I've proven to myself and to the world that through hard work, patience, diligence, and good fortune I could overcome the obstacles life, and my Aspergian brain, put in my path.
Every expression and gesture means something. It's sometimes hard to figure out what the meaning is, but it always exists.
When today's brain scientists talk Asperger's, there's no mention of damage – just difference.
The hardest thing about having Asperger's is that we don't look any different from anyone else on the outside. So why would anyone suspect that we are different on the inside?
Asperger's is part of a broad spectrum of human behavior, with extremely disabled autistic people at one end and the teeming mass of undiagnosed humanity at the other. All of us fall somewhere on this imaginary behavioral continuum.
Professionals have coined the word "neurotypical" to describe any human who does not have some form of autism.
The brain differences that make us Aspergian never go away, but we can learn two important things: how to play to our strengths and what to do to fit in with society.
Learning how to get along with other people is vital for our own success and happiness.
Competence excuses strange behavior.
I learned to accept the way other people do things even when I'm sure that they are wrong. By learning to let other people make their own choices, and their own mistakes, I avoided antagonizing them and I stopped making enemies for no good reason.
Your own rituals are okay as long as they don't interfere with your responsibilities in daily life, or make you the subject of teasing or ridicule.
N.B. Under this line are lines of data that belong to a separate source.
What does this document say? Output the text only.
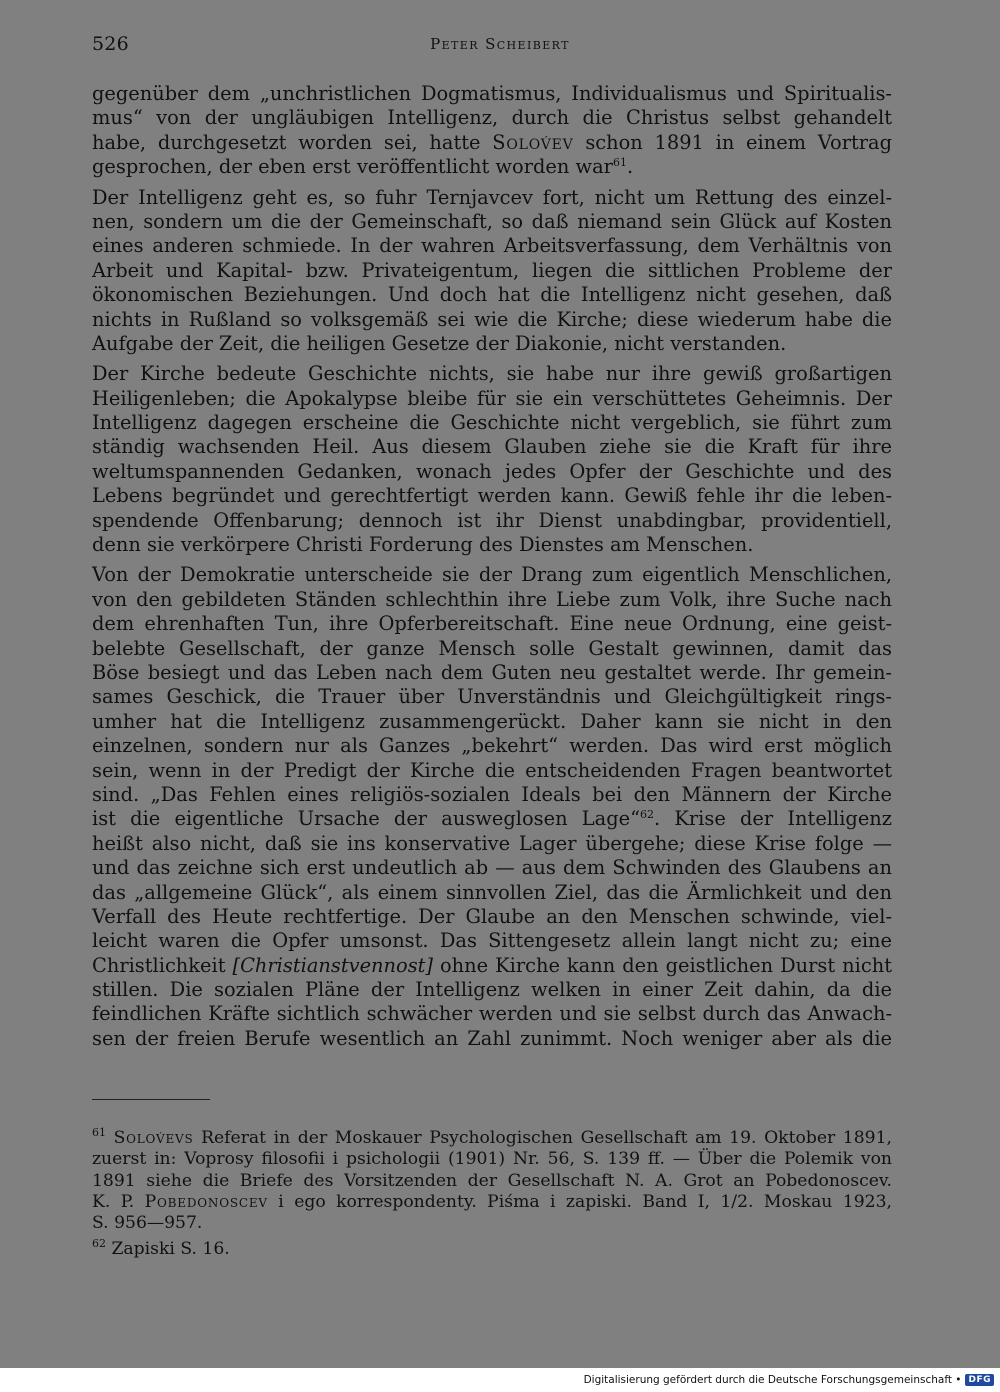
526	Peter Scheibert
gegenüber dem „unchristlichen Dogmatismus, Individualismus und Spiritualis-
mus“ von der ungläubigen Intelligenz, durch die Christus selbst gehandelt
habe, durchgesetzt worden sei, hatte Solov́ev schon 1891 in einem Vortrag
gesprochen, der eben erst veröffentlicht worden war$^{61}$.
Der Intelligenz geht es, so fuhr Ternjavcev fort, nicht um Rettung des einzel-
nen, sondern um die der Gemeinschaft, so daß niemand sein Glück auf Kosten
eines anderen schmiede. In der wahren Arbeitsverfassung, dem Verhältnis von
Arbeit und Kapital- bzw. Privateigentum, liegen die sittlichen Probleme der
ökonomischen Beziehungen. Und doch hat die Intelligenz nicht gesehen, daß
nichts in Rußland so volksgemäß sei wie die Kirche; diese wiederum habe die
Aufgabe der Zeit, die heiligen Gesetze der Diakonie, nicht verstanden.
Der Kirche bedeute Geschichte nichts, sie habe nur ihre gewiß großartigen
Heiligenleben; die Apokalypse bleibe für sie ein verschüttetes Geheimnis. Der
Intelligenz dagegen erscheine die Geschichte nicht vergeblich, sie führt zum
ständig wachsenden Heil. Aus diesem Glauben ziehe sie die Kraft für ihre
weltumspannenden Gedanken, wonach jedes Opfer der Geschichte und des
Lebens begründet und gerechtfertigt werden kann. Gewiß fehle ihr die leben-
spendende Offenbarung; dennoch ist ihr Dienst unabdingbar, providentiell,
denn sie verkörpere Christi Forderung des Dienstes am Menschen.
Von der Demokratie unterscheide sie der Drang zum eigentlich Menschlichen,
von den gebildeten Ständen schlechthin ihre Liebe zum Volk, ihre Suche nach
dem ehrenhaften Tun, ihre Opferbereitschaft. Eine neue Ordnung, eine geist-
belebte Gesellschaft, der ganze Mensch solle Gestalt gewinnen, damit das
Böse besiegt und das Leben nach dem Guten neu gestaltet werde. Ihr gemein-
sames Geschick, die Trauer über Unverständnis und Gleichgültigkeit rings-
umher hat die Intelligenz zusammengerückt. Daher kann sie nicht in den
einzelnen, sondern nur als Ganzes „bekehrt“ werden. Das wird erst möglich
sein, wenn in der Predigt der Kirche die entscheidenden Fragen beantwortet
sind. „Das Fehlen eines religiös-sozialen Ideals bei den Männern der Kirche
ist die eigentliche Ursache der ausweglosen Lage“$^{62}$. Krise der Intelligenz
heißt also nicht, daß sie ins konservative Lager übergehe; diese Krise folge —
und das zeichne sich erst undeutlich ab — aus dem Schwinden des Glaubens an
das „allgemeine Glück“, als einem sinnvollen Ziel, das die Ärmlichkeit und den
Verfall des Heute rechtfertige. Der Glaube an den Menschen schwinde, viel-
leicht waren die Opfer umsonst. Das Sittengesetz allein langt nicht zu; eine
Christlichkeit [Christianstvennost] ohne Kirche kann den geistlichen Durst nicht
stillen. Die sozialen Pläne der Intelligenz welken in einer Zeit dahin, da die
feindlichen Kräfte sichtlich schwächer werden und sie selbst durch das Anwach-
sen der freien Berufe wesentlich an Zahl zunimmt. Noch weniger aber als die
$^{61}$ Solov́evs Referat in der Moskauer Psychologischen Gesellschaft am 19. Oktober 1891,
zuerst in: Voprosy filosofii i psichologii (1901) Nr. 56, S. 139 ff. — Über die Polemik von
1891 siehe die Briefe des Vorsitzenden der Gesellschaft N. A. Grot an Pobedonoscev.
K. P. Pobedonoscev i ego korrespondenty. Piśma i zapiski. Band I, 1/2. Moskau 1923,
S. 956—957.
$^{62}$ Zapiski S. 16.
Digitalisierung gefördert durch die Deutsche Forschungsgemeinschaft • DFG
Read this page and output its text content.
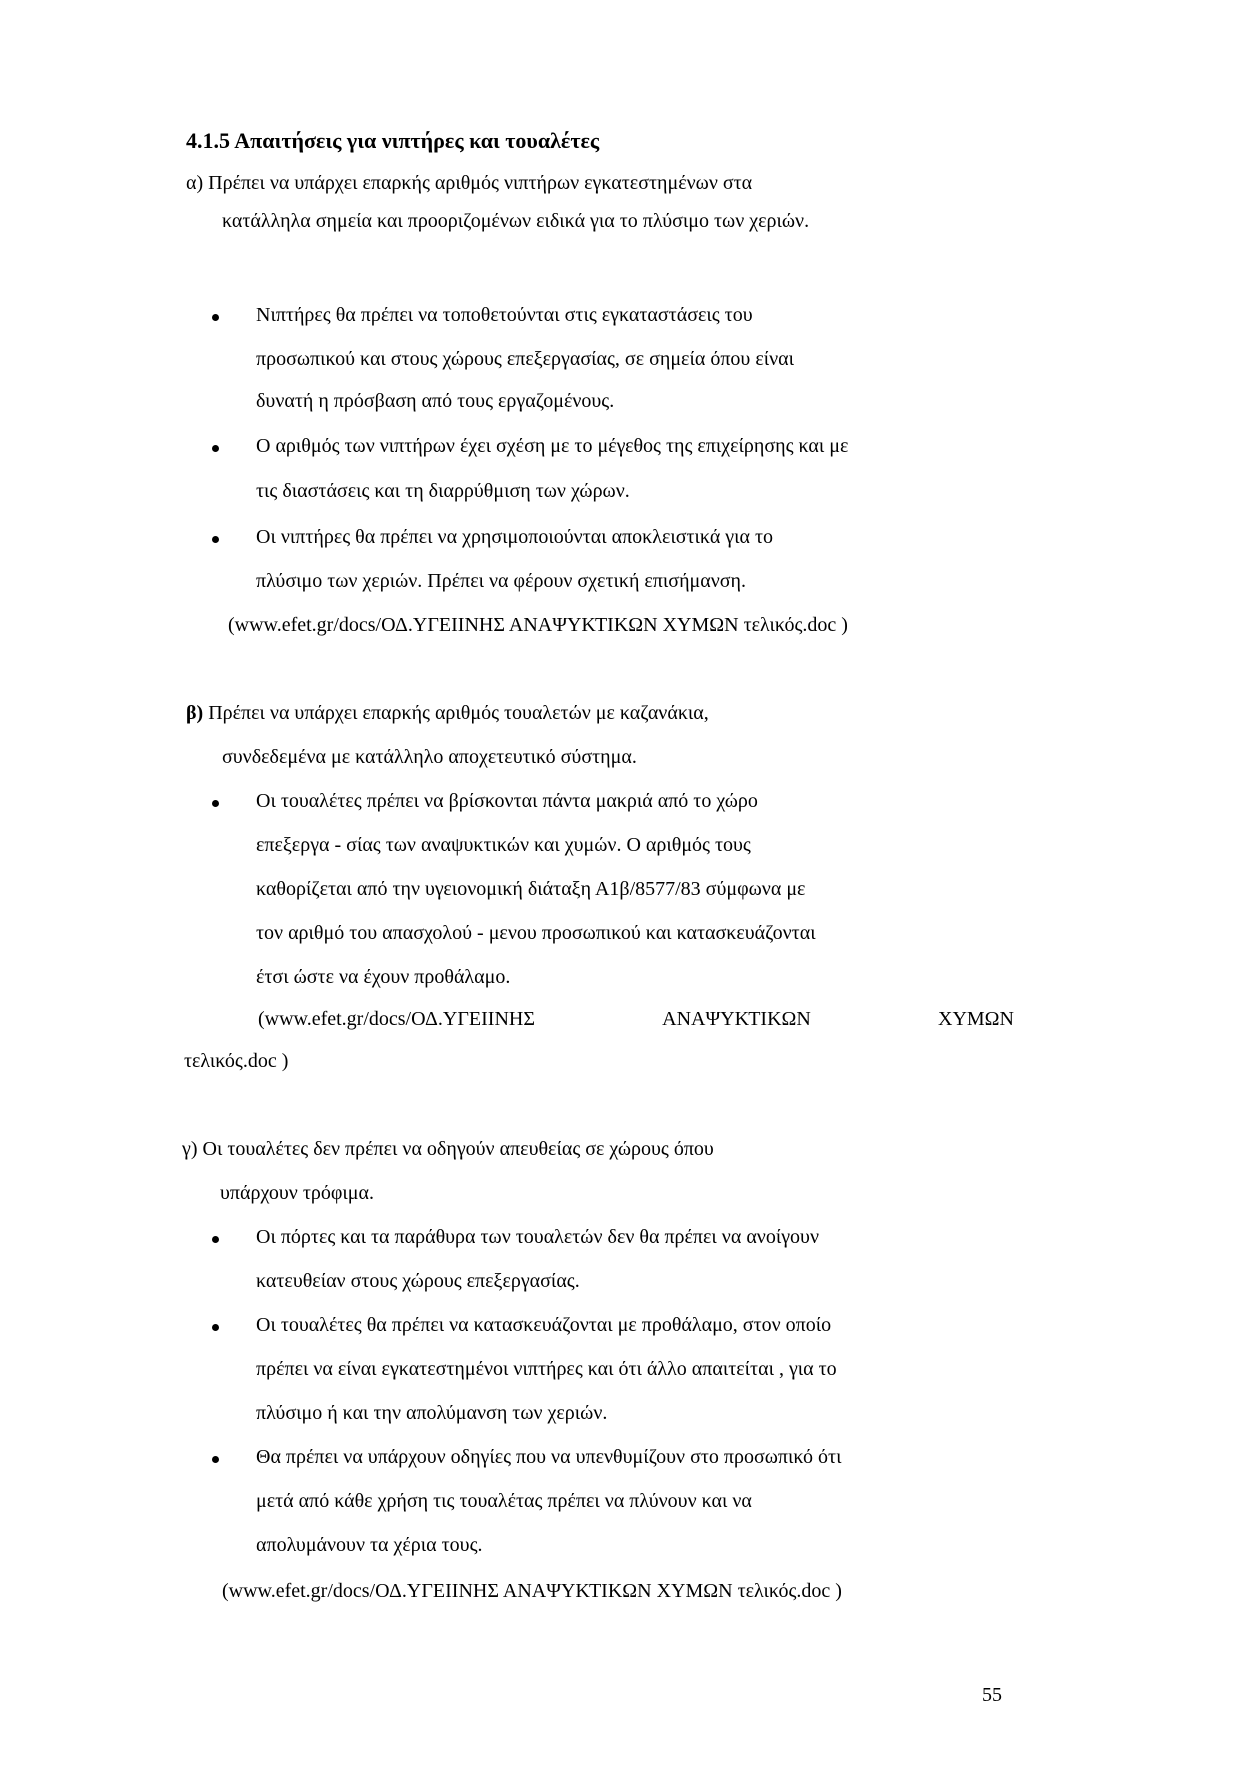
4.1.5 Απαιτήσεις για νιπτήρες και τουαλέτες
α) Πρέπει να υπάρχει επαρκής αριθμός νιπτήρων εγκατεστημένων στα
κατάλληλα σημεία και προοριζομένων ειδικά για το πλύσιμο των χεριών.
Νιπτήρες θα πρέπει να τοποθετούνται στις εγκαταστάσεις του
προσωπικού και στους χώρους επεξεργασίας, σε σημεία όπου είναι
δυνατή η πρόσβαση από τους εργαζομένους.
Ο αριθμός των νιπτήρων έχει σχέση με το μέγεθος της επιχείρησης και με
τις διαστάσεις και τη διαρρύθμιση των χώρων.
Οι νιπτήρες θα πρέπει να χρησιμοποιούνται αποκλειστικά για το
πλύσιμο των χεριών. Πρέπει να φέρουν σχετική επισήμανση.
(www.efet.gr/docs/ΟΔ.ΥΓΕΙΙΝΗΣ ΑΝΑΨΥΚΤΙΚΩΝ ΧΥΜΩΝ τελικός.doc )
β) Πρέπει να υπάρχει επαρκής αριθμός τουαλετών με καζανάκια,
συνδεδεμένα με κατάλληλο αποχετευτικό σύστημα.
Οι τουαλέτες πρέπει να βρίσκονται πάντα μακριά από το χώρο
επεξεργα - σίας των αναψυκτικών και χυμών. Ο αριθμός τους
καθορίζεται από την υγειονομική διάταξη Α1β/8577/83 σύμφωνα με
τον αριθμό του απασχολού - μενου προσωπικού και κατασκευάζονται
έτσι ώστε να έχουν προθάλαμο.
(www.efet.gr/docs/ΟΔ.ΥΓΕΙΙΝΗΣ	ΑΝΑΨΥΚΤΙΚΩΝ	ΧΥΜΩΝ
τελικός.doc )
γ) Οι τουαλέτες δεν πρέπει να οδηγούν απευθείας σε χώρους όπου
υπάρχουν τρόφιμα.
Οι πόρτες και τα παράθυρα των τουαλετών δεν θα πρέπει να ανοίγουν
κατευθείαν στους χώρους επεξεργασίας.
Οι τουαλέτες θα πρέπει να κατασκευάζονται με προθάλαμο, στον οποίο
πρέπει να είναι εγκατεστημένοι νιπτήρες και ότι άλλο απαιτείται , για το
πλύσιμο ή και την απολύμανση των χεριών.
Θα πρέπει να υπάρχουν οδηγίες που να υπενθυμίζουν στο προσωπικό ότι
μετά από κάθε χρήση τις τουαλέτας πρέπει να πλύνουν και να
απολυμάνουν τα χέρια τους.
(www.efet.gr/docs/ΟΔ.ΥΓΕΙΙΝΗΣ ΑΝΑΨΥΚΤΙΚΩΝ ΧΥΜΩΝ τελικός.doc )
55
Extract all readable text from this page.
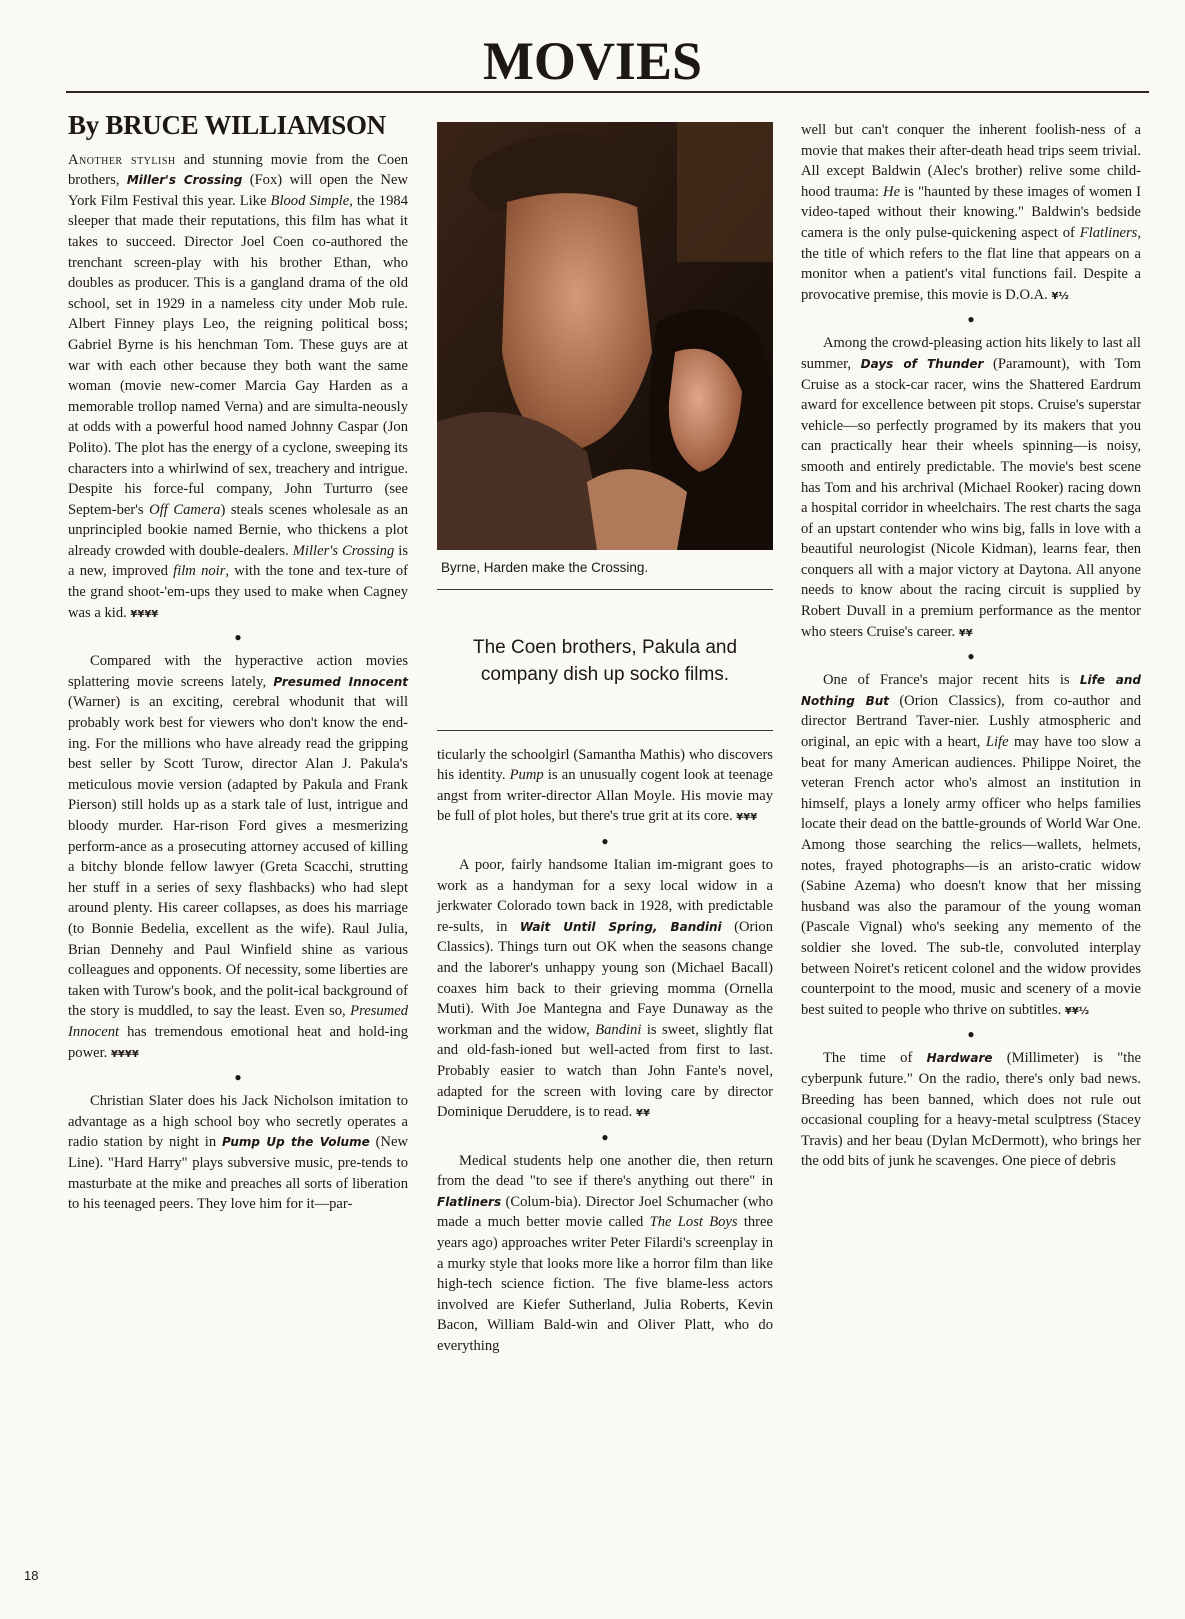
MOVIES
By BRUCE WILLIAMSON

Another stylish and stunning movie from the Coen brothers, Miller's Crossing (Fox) will open the New York Film Festival this year. Like Blood Simple, the 1984 sleeper that made their reputations, this film has what it takes to succeed. Director Joel Coen co-authored the trenchant screen-play with his brother Ethan, who doubles as producer. This is a gangland drama of the old school, set in 1929 in a nameless city under Mob rule. Albert Finney plays Leo, the reigning political boss; Gabriel Byrne is his henchman Tom. These guys are at war with each other because they both want the same woman (movie new-comer Marcia Gay Harden as a memorable trollop named Verna) and are simulta-neously at odds with a powerful hood named Johnny Caspar (Jon Polito). The plot has the energy of a cyclone, sweeping its characters into a whirlwind of sex, treachery and intrigue. Despite his force-ful company, John Turturro (see Septem-ber's Off Camera) steals scenes wholesale as an unprincipled bookie named Bernie, who thickens a plot already crowded with double-dealers. Miller's Crossing is a new, improved film noir, with the tone and tex-ture of the grand shoot-'em-ups they used to make when Cagney was a kid. ¥¥¥¥

●

Compared with the hyperactive action movies splattering movie screens lately, Presumed Innocent (Warner) is an exciting, cerebral whodunit that will probably work best for viewers who don't know the end-ing. For the millions who have already read the gripping best seller by Scott Turow, director Alan J. Pakula's meticulous movie version (adapted by Pakula and Frank Pierson) still holds up as a stark tale of lust, intrigue and bloody murder. Har-rison Ford gives a mesmerizing perform-ance as a prosecuting attorney accused of killing a bitchy blonde fellow lawyer (Greta Scacchi, strutting her stuff in a series of sexy flashbacks) who had slept around plenty. His career collapses, as does his marriage (to Bonnie Bedelia, excellent as the wife). Raul Julia, Brian Dennehy and Paul Winfield shine as various colleagues and opponents. Of necessity, some liberties are taken with Turow's book, and the polit-ical background of the story is muddled, to say the least. Even so, Presumed Innocent has tremendous emotional heat and hold-ing power. ¥¥¥¥

●

Christian Slater does his Jack Nicholson imitation to advantage as a high school boy who secretly operates a radio station by night in Pump Up the Volume (New Line). "Hard Harry" plays subversive music, pre-tends to masturbate at the mike and preaches all sorts of liberation to his teenaged peers. They love him for it—par-

Byrne, Harden make the Crossing.
The Coen brothers, Pakula and company dish up socko films.

ticularly the schoolgirl (Samantha Mathis) who discovers his identity. Pump is an unusually cogent look at teenage angst from writer-director Allan Moyle. His movie may be full of plot holes, but there's true grit at its core. ¥¥¥

●

A poor, fairly handsome Italian im-migrant goes to work as a handyman for a sexy local widow in a jerkwater Colorado town back in 1928, with predictable re-sults, in Wait Until Spring, Bandini (Orion Classics). Things turn out OK when the seasons change and the laborer's unhappy young son (Michael Bacall) coaxes him back to their grieving momma (Ornella Muti). With Joe Mantegna and Faye Dunaway as the workman and the widow, Bandini is sweet, slightly flat and old-fash-ioned but well-acted from first to last. Probably easier to watch than John Fante's novel, adapted for the screen with loving care by director Dominique Deruddere, is to read. ¥¥

●

Medical students help one another die, then return from the dead "to see if there's anything out there" in Flatliners (Colum-bia). Director Joel Schumacher (who made a much better movie called The Lost Boys three years ago) approaches writer Peter Filardi's screenplay in a murky style that looks more like a horror film than like high-tech science fiction. The five blame-less actors involved are Kiefer Sutherland, Julia Roberts, Kevin Bacon, William Bald-win and Oliver Platt, who do everything

well but can't conquer the inherent foolish-ness of a movie that makes their after-death head trips seem trivial. All except Baldwin (Alec's brother) relive some child-hood trauma: He is "haunted by these images of women I video-taped without their knowing." Baldwin's bedside camera is the only pulse-quickening aspect of Flatliners, the title of which refers to the flat line that appears on a monitor when a patient's vital functions fail. Despite a provocative premise, this movie is D.O.A. ¥½

●

Among the crowd-pleasing action hits likely to last all summer, Days of Thunder (Paramount), with Tom Cruise as a stock-car racer, wins the Shattered Eardrum award for excellence between pit stops. Cruise's superstar vehicle—so perfectly programed by its makers that you can practically hear their wheels spinning—is noisy, smooth and entirely predictable. The movie's best scene has Tom and his archrival (Michael Rooker) racing down a hospital corridor in wheelchairs. The rest charts the saga of an upstart contender who wins big, falls in love with a beautiful neurologist (Nicole Kidman), learns fear, then conquers all with a major victory at Daytona. All anyone needs to know about the racing circuit is supplied by Robert Duvall in a premium performance as the mentor who steers Cruise's career. ¥¥

●

One of France's major recent hits is Life and Nothing But (Orion Classics), from co-author and director Bertrand Taver-nier. Lushly atmospheric and original, an epic with a heart, Life may have too slow a beat for many American audiences. Philippe Noiret, the veteran French actor who's almost an institution in himself, plays a lonely army officer who helps families locate their dead on the battle-grounds of World War One. Among those searching the relics—wallets, helmets, notes, frayed photographs—is an aristo-cratic widow (Sabine Azema) who doesn't know that her missing husband was also the paramour of the young woman (Pascale Vignal) who's seeking any memento of the soldier she loved. The sub-tle, convoluted interplay between Noiret's reticent colonel and the widow provides counterpoint to the mood, music and scenery of a movie best suited to people who thrive on subtitles. ¥¥½

●

The time of Hardware (Millimeter) is "the cyberpunk future." On the radio, there's only bad news. Breeding has been banned, which does not rule out occasional coupling for a heavy-metal sculptress (Stacey Travis) and her beau (Dylan McDermott), who brings her the odd bits of junk he scavenges. One piece of debris

18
Rituals become a problem whenever they prevent you from doing the stuff you're supposed to do, or when they get you in trouble.
Eventually I came to understand that I benefited from compliance with the social rules, even when they seem illogical, wasteful, or nonsensical.
When in a strange social situation, I watch the others and do as they do.
I have to act in ways that make people hang around long enough to see my good side.
If you don't have anything nice to say, just keep your thoughts to yourself.
Do not talk about someone else's appearance unless it's a compliment.
Learn to coexist peacefully. Even if you can't make friends, don't make enemies.
The more different you are from other people, the more likely you are to solve problems in a unique way.
Greatness happens when you find your unique strengths and build upon them. Building up a weakness just makes you less disabled.